Knight Frank, the estate agency, said in a report that annual price growth in prime central London was just 1.7% in August 2015, the slowest rate in over five years and down markedly from 7.7% in August 2014. And when you remove new prime markets, such as Islington, the traditional prime central London areas, such as Mayfair, the sector only saw price growth of 0.4% on average. The number of sales made was down by a fifth in the quarter to July when compared with a year before.
It blamed the general election, stamp duty reforms and the scrapping of non-dom tax status for the recent slump in demand, which was described as a "temporary pause" as buyers reflected on what this all meant for them.
"Despite the fact Labour lost the election and therefore the proposed 'mansion tax' fell from the agenda, the tax treatment of wealth has remained a live issue," wrote Tom Bill, head of London residential research at Knight Frank, in his autumn London Residential Review. "The second reason it was never going to be 'business as usual' is the degree to which prices and transaction costs have risen."

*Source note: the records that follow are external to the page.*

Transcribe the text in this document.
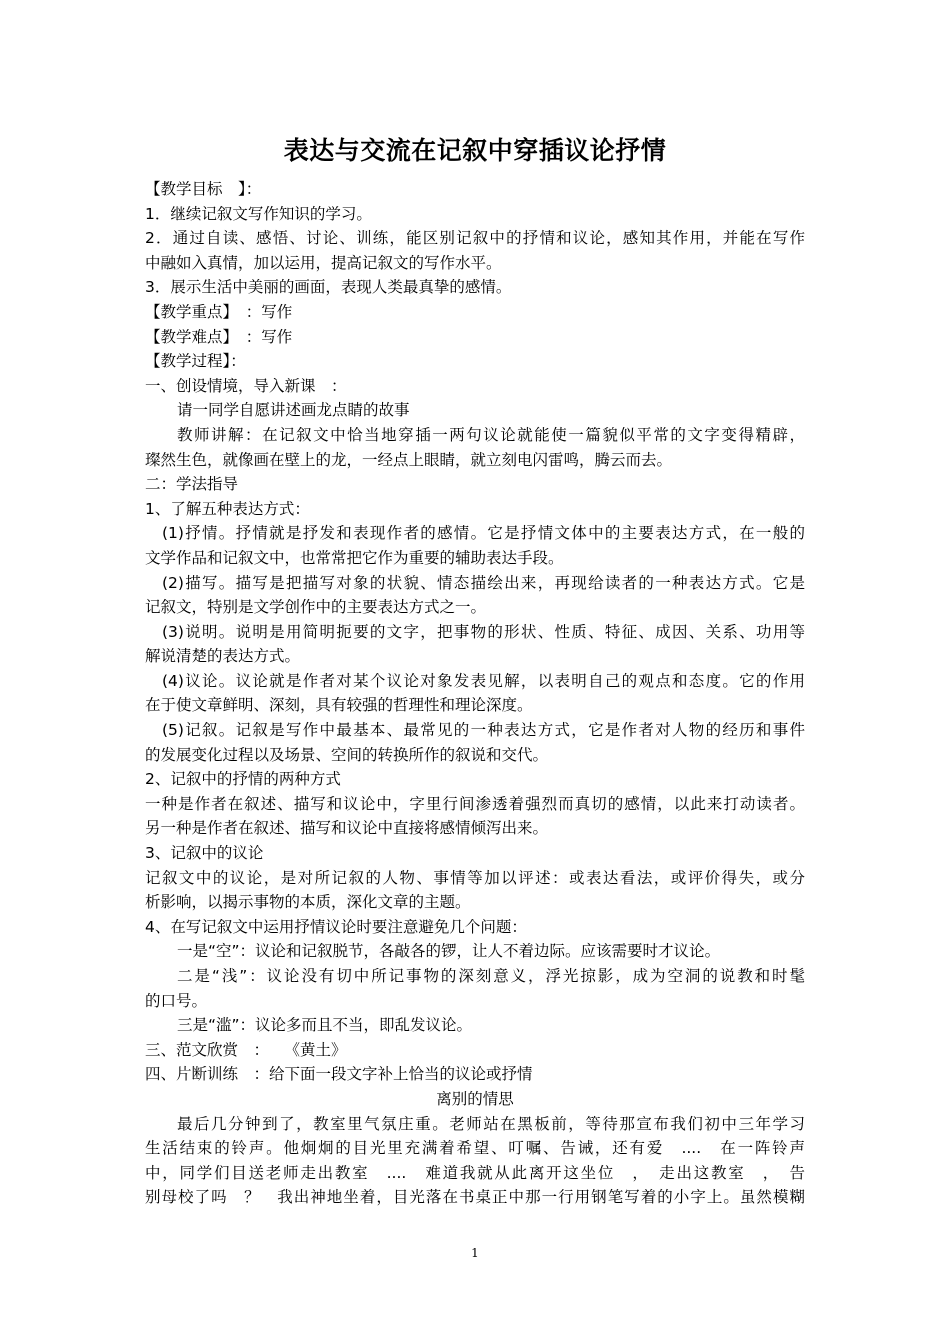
表达与交流在记叙中穿插议论抒情
【教学目标　】：
1．继续记叙文写作知识的学习。
2．通过自读、感悟、讨论、训练，能区别记叙中的抒情和议论，感知其作用，并能在写作
中融如入真情，加以运用，提高记叙文的写作水平。
3．展示生活中美丽的画面，表现人类最真挚的感情。
【教学重点】　：写作
【教学难点】　：写作
【教学过程】：
一、创设情境，导入新课　：
请一同学自愿讲述画龙点睛的故事
教师讲解：在记叙文中恰当地穿插一两句议论就能使一篇貌似平常的文字变得精辟，
璨然生色，就像画在壁上的龙，一经点上眼睛，就立刻电闪雷鸣，腾云而去。
二：学法指导
1、了解五种表达方式：
(1)抒情。抒情就是抒发和表现作者的感情。它是抒情文体中的主要表达方式，在一般的
文学作品和记叙文中，也常常把它作为重要的辅助表达手段。
(2)描写。描写是把描写对象的状貌、情态描绘出来，再现给读者的一种表达方式。它是
记叙文，特别是文学创作中的主要表达方式之一。
(3)说明。说明是用简明扼要的文字，把事物的形状、性质、特征、成因、关系、功用等
解说清楚的表达方式。
(4)议论。议论就是作者对某个议论对象发表见解，以表明自己的观点和态度。它的作用
在于使文章鲜明、深刻，具有较强的哲理性和理论深度。
(5)记叙。记叙是写作中最基本、最常见的一种表达方式，它是作者对人物的经历和事件
的发展变化过程以及场景、空间的转换所作的叙说和交代。
2、记叙中的抒情的两种方式
一种是作者在叙述、描写和议论中，字里行间渗透着强烈而真切的感情，以此来打动读者。
另一种是作者在叙述、描写和议论中直接将感情倾泻出来。
3、记叙中的议论
记叙文中的议论，是对所记叙的人物、事情等加以评述：或表达看法，或评价得失，或分
析影响，以揭示事物的本质，深化文章的主题。
4、在写记叙文中运用抒情议论时要注意避免几个问题：
一是“空”：议论和记叙脱节，各敲各的锣，让人不着边际。应该需要时才议论。
二是“浅”：议论没有切中所记事物的深刻意义，浮光掠影，成为空洞的说教和时髦
的口号。
三是“滥”：议论多而且不当，即乱发议论。
三、范文欣赏　：　　《黄土》
四、片断训练　：给下面一段文字补上恰当的议论或抒情
离别的情思
最后几分钟到了，教室里气氛庄重。老师站在黑板前，等待那宣布我们初中三年学习
生活结束的铃声。他炯炯的目光里充满着希望、叮嘱、告诫，还有爱　....　在一阵铃声
中，同学们目送老师走出教室　....　难道我就从此离开这坐位　，　走出这教室　，　告
别母校了吗　？　我出神地坐着，目光落在书桌正中那一行用钢笔写着的小字上。虽然模糊
1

From now on, Knight Frank said, the prime London market would be steady, not heady. And volatility in China, where stock markets have been wobbling, will delay some decisions to pull money out of the safety of London property just yet.
But what are the implications for the rest of London's housing market? In recent years, the rapid price growth has spilled over into outer boroughs, with double-digit price house price growth in areas such as Hackney, Islington and Wandsworth, as investors are tempted further and further out of the centre, chasing higher and higher profits from London property.
The average price of a London home in July 2015 had hit £525,000, according to the Office for National Statistics (ONS). That is up 51% on the same month five years before amid intense demand from first-time buyers and property investors, and a serious shortage of supply with housebuilding in the city running at around half the level needed. The average price in England is £295,000.
"Whilst it is very true to say that prime central London, in particular, has in the past been countercyclical, by and large I am a firm believer that [it is] the centre of the pool and the ripples come out from central London," the property expert Pryor said. "What happens in prime central London first tends to end up impacting the remainder of the housing market, not just within the M25 but further afield."
But perhaps the future is still bright for London's high-end home buyers. The estate agency Savills noted in a July 2015 report the knock to the market from the stamp duty reforms. It said it will take time to absorb the high levels of stock "built up during a long period of pre-election caution," so the market in 2015 will "remain relatively subdued".
"Nonetheless," Savills added, "we are forecasting price growth to return to the market in 2016 and values to rise by 22.7% over the five years to the end of 2019."